What we are interested in is research into how to create a statistically unique enough piece of data and being able to reliably point to that. Pointing to pure information seems like it would be more physics independent and run into less issues with ontological breakdowns.

The QACI scheme allows us to construct more complicated formal objects, using counterfactuals on these pieces of data, out of which we are able to construct a long reflection process.

JuliaHP 28 Jun 2023 14:03 UTC
9 points
4
in reply to: Max H’s comment on: Orthogonal’s Formal-Goal Alignment theory of change
Recently we modified QACI to give a scoring over actions, instead of over worlds. This should allow weaker systems inner aligned to QACI to output weaker non-DSA actions, such as the textbook from the future, or just human readable advice on how to end the acute risk period. Stronger systems might output instructions for how to go about solving corrigible AI, or something to this effect.

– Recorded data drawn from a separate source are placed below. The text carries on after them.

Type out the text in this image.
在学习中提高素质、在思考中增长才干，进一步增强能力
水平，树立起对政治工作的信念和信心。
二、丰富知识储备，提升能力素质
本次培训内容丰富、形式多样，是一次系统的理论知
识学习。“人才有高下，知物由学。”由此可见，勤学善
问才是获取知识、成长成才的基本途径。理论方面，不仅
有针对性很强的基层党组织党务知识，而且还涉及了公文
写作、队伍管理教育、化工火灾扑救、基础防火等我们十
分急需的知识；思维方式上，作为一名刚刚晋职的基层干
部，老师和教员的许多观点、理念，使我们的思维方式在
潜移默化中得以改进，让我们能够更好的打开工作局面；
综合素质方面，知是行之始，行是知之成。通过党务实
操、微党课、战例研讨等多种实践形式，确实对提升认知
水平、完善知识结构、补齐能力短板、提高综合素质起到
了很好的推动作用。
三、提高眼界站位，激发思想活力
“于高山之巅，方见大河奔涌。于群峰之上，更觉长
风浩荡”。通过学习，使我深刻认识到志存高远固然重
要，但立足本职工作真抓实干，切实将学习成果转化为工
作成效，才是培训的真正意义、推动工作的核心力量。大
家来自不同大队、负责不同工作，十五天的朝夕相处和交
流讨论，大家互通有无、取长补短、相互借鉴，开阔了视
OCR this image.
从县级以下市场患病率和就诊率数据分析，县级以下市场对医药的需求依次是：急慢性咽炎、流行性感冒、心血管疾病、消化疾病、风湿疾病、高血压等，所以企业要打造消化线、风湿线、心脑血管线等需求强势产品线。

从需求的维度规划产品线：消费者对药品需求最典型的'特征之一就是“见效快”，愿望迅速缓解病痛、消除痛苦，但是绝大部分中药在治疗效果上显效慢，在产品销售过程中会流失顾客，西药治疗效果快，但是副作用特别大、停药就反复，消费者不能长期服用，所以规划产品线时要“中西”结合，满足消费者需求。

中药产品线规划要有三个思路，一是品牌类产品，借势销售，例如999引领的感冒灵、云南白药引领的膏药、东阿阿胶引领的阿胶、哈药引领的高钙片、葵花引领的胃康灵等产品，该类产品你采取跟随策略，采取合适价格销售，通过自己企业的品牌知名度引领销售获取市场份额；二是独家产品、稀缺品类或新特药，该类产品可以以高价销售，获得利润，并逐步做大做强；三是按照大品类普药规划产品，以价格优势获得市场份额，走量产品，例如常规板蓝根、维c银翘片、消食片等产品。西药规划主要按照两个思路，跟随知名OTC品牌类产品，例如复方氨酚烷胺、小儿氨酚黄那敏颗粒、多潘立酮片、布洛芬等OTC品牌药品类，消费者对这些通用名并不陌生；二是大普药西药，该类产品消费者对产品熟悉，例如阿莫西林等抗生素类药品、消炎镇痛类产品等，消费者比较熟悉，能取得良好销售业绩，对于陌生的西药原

As for diamonds, we believe this is actually a harder problem than alignment, and it’s a mistake to aim at it. Solving diamond-maximization requires us to point at what we mean by “maximizing diamonds” in physics in a way which is ontologically robust. QACI instead gives us an easier target; informational data blobs which causally relate to a human. The cost is that we now give up power to that human user to implement their values, but this is no issue since that what we wanted to do anyways. If the humans in the QACI interval were actually pursuing diamond-maximization, instead of some form of human values, QACI would solve diamond maximization.